Song Meaning
The lyrics paint a surreal picture of a "Shakespearean fish" as an invitation to an unusual, perhaps doomed, romantic entanglement. The initial call to "be a Shakespearean fish with me" sets a tone of whimsical, yet potentially tragic, shared experience. This imagined creature swims "very far from land," suggesting a detachment from reality or safety, a place where conventional boundaries don't apply.
This romantic ideal quickly shifts, however, as "romantic fish swim in nets, coming to the hand." This imagery implies that love, or at least this particular kind of love, leads to capture and subjugation, a loss of freedom. The narrator then poses a series of rhetorical questions about fish that "lie" and "cry," gasping on the shore, which starkly contrasts the initial romantic invitation. It seems to question the very nature of this "Shakespearean" romance, hinting at its inevitable demise and the suffering it causes.

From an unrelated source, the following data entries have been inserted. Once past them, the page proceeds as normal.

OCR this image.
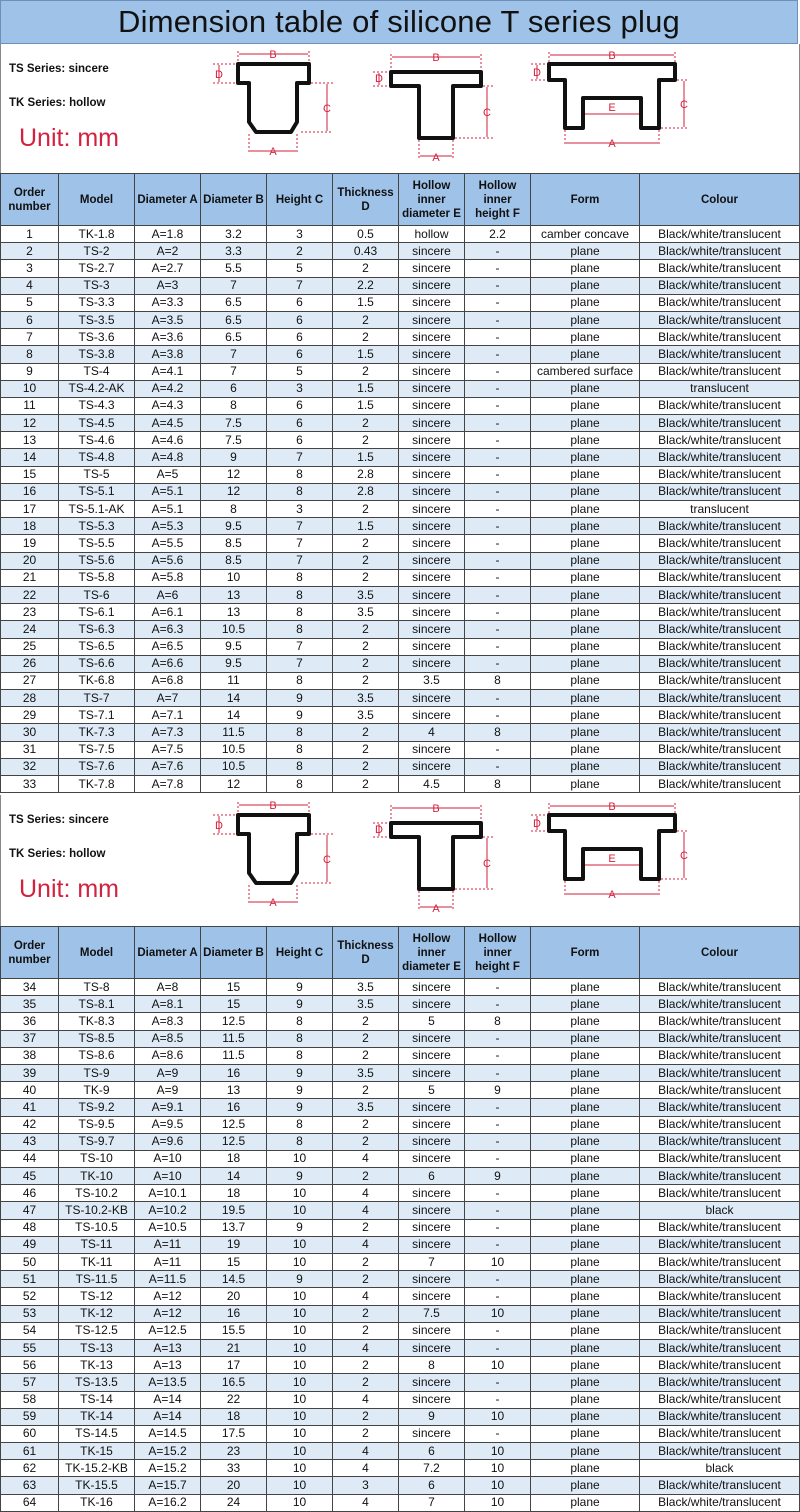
Dimension table of silicone T series plug
TS Series: sincere
TK Series: hollow
Unit: mm
B
D
C
A
B
D
C
A
B
D
C
E
A
Order number	Model	Diameter A	Diameter B	Height C	Thickness D	Hollow inner diameter E	Hollow inner height F	Form	Colour
1	TK-1.8	A=1.8	3.2	3	0.5	hollow	2.2	camber concave	Black/white/translucent
2	TS-2	A=2	3.3	2	0.43	sincere	-	plane	Black/white/translucent
3	TS-2.7	A=2.7	5.5	5	2	sincere	-	plane	Black/white/translucent
4	TS-3	A=3	7	7	2.2	sincere	-	plane	Black/white/translucent
5	TS-3.3	A=3.3	6.5	6	1.5	sincere	-	plane	Black/white/translucent
6	TS-3.5	A=3.5	6.5	6	2	sincere	-	plane	Black/white/translucent
7	TS-3.6	A=3.6	6.5	6	2	sincere	-	plane	Black/white/translucent
8	TS-3.8	A=3.8	7	6	1.5	sincere	-	plane	Black/white/translucent
9	TS-4	A=4.1	7	5	2	sincere	-	cambered surface	Black/white/translucent
10	TS-4.2-AK	A=4.2	6	3	1.5	sincere	-	plane	translucent
11	TS-4.3	A=4.3	8	6	1.5	sincere	-	plane	Black/white/translucent
12	TS-4.5	A=4.5	7.5	6	2	sincere	-	plane	Black/white/translucent
13	TS-4.6	A=4.6	7.5	6	2	sincere	-	plane	Black/white/translucent
14	TS-4.8	A=4.8	9	7	1.5	sincere	-	plane	Black/white/translucent
15	TS-5	A=5	12	8	2.8	sincere	-	plane	Black/white/translucent
16	TS-5.1	A=5.1	12	8	2.8	sincere	-	plane	Black/white/translucent
17	TS-5.1-AK	A=5.1	8	3	2	sincere	-	plane	translucent
18	TS-5.3	A=5.3	9.5	7	1.5	sincere	-	plane	Black/white/translucent
19	TS-5.5	A=5.5	8.5	7	2	sincere	-	plane	Black/white/translucent
20	TS-5.6	A=5.6	8.5	7	2	sincere	-	plane	Black/white/translucent
21	TS-5.8	A=5.8	10	8	2	sincere	-	plane	Black/white/translucent
22	TS-6	A=6	13	8	3.5	sincere	-	plane	Black/white/translucent
23	TS-6.1	A=6.1	13	8	3.5	sincere	-	plane	Black/white/translucent
24	TS-6.3	A=6.3	10.5	8	2	sincere	-	plane	Black/white/translucent
25	TS-6.5	A=6.5	9.5	7	2	sincere	-	plane	Black/white/translucent
26	TS-6.6	A=6.6	9.5	7	2	sincere	-	plane	Black/white/translucent
27	TK-6.8	A=6.8	11	8	2	3.5	8	plane	Black/white/translucent
28	TS-7	A=7	14	9	3.5	sincere	-	plane	Black/white/translucent
29	TS-7.1	A=7.1	14	9	3.5	sincere	-	plane	Black/white/translucent
30	TK-7.3	A=7.3	11.5	8	2	4	8	plane	Black/white/translucent
31	TS-7.5	A=7.5	10.5	8	2	sincere	-	plane	Black/white/translucent
32	TS-7.6	A=7.6	10.5	8	2	sincere	-	plane	Black/white/translucent
33	TK-7.8	A=7.8	12	8	2	4.5	8	plane	Black/white/translucent
TS Series: sincere
TK Series: hollow
Unit: mm
B
D
C
A
B
D
C
A
B
D
C
E
A
Order number	Model	Diameter A	Diameter B	Height C	Thickness D	Hollow inner diameter E	Hollow inner height F	Form	Colour
34	TS-8	A=8	15	9	3.5	sincere	-	plane	Black/white/translucent
35	TS-8.1	A=8.1	15	9	3.5	sincere	-	plane	Black/white/translucent
36	TK-8.3	A=8.3	12.5	8	2	5	8	plane	Black/white/translucent
37	TS-8.5	A=8.5	11.5	8	2	sincere	-	plane	Black/white/translucent
38	TS-8.6	A=8.6	11.5	8	2	sincere	-	plane	Black/white/translucent
39	TS-9	A=9	16	9	3.5	sincere	-	plane	Black/white/translucent
40	TK-9	A=9	13	9	2	5	9	plane	Black/white/translucent
41	TS-9.2	A=9.1	16	9	3.5	sincere	-	plane	Black/white/translucent
42	TS-9.5	A=9.5	12.5	8	2	sincere	-	plane	Black/white/translucent
43	TS-9.7	A=9.6	12.5	8	2	sincere	-	plane	Black/white/translucent
44	TS-10	A=10	18	10	4	sincere	-	plane	Black/white/translucent
45	TK-10	A=10	14	9	2	6	9	plane	Black/white/translucent
46	TS-10.2	A=10.1	18	10	4	sincere	-	plane	Black/white/translucent
47	TS-10.2-KB	A=10.2	19.5	10	4	sincere	-	plane	black
48	TS-10.5	A=10.5	13.7	9	2	sincere	-	plane	Black/white/translucent
49	TS-11	A=11	19	10	4	sincere	-	plane	Black/white/translucent
50	TK-11	A=11	15	10	2	7	10	plane	Black/white/translucent
51	TS-11.5	A=11.5	14.5	9	2	sincere	-	plane	Black/white/translucent
52	TS-12	A=12	20	10	4	sincere	-	plane	Black/white/translucent
53	TK-12	A=12	16	10	2	7.5	10	plane	Black/white/translucent
54	TS-12.5	A=12.5	15.5	10	2	sincere	-	plane	Black/white/translucent
55	TS-13	A=13	21	10	4	sincere	-	plane	Black/white/translucent
56	TK-13	A=13	17	10	2	8	10	plane	Black/white/translucent
57	TS-13.5	A=13.5	16.5	10	2	sincere	-	plane	Black/white/translucent
58	TS-14	A=14	22	10	4	sincere	-	plane	Black/white/translucent
59	TK-14	A=14	18	10	2	9	10	plane	Black/white/translucent
60	TS-14.5	A=14.5	17.5	10	2	sincere	-	plane	Black/white/translucent
61	TK-15	A=15.2	23	10	4	6	10	plane	Black/white/translucent
62	TK-15.2-KB	A=15.2	33	10	4	7.2	10	plane	black
63	TK-15.5	A=15.7	20	10	3	6	10	plane	Black/white/translucent
64	TK-16	A=16.2	24	10	4	7	10	plane	Black/white/translucent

The most striking craft element is the juxtaposition of the grand, literary "Shakespearean" with the mundane, even pathetic, image of gasping fish. This creates a sense of dramatic irony, elevating a potentially bleak scenario with a touch of the absurd. The repetition of "What are all those fish that lie" emphasizes the narrator's bewilderment or perhaps a growing awareness of the deceit or futility inherent in this romantic pursuit.
Ultimately, the lyrics resonate by capturing a feeling of being drawn into a beautiful but ultimately destructive romantic fantasy. The craft works by using a bizarre central metaphor to explore the allure and the painful reality of certain kinds of love, leaving the listener with a sense of unease and a lingering question about the cost of such "romance."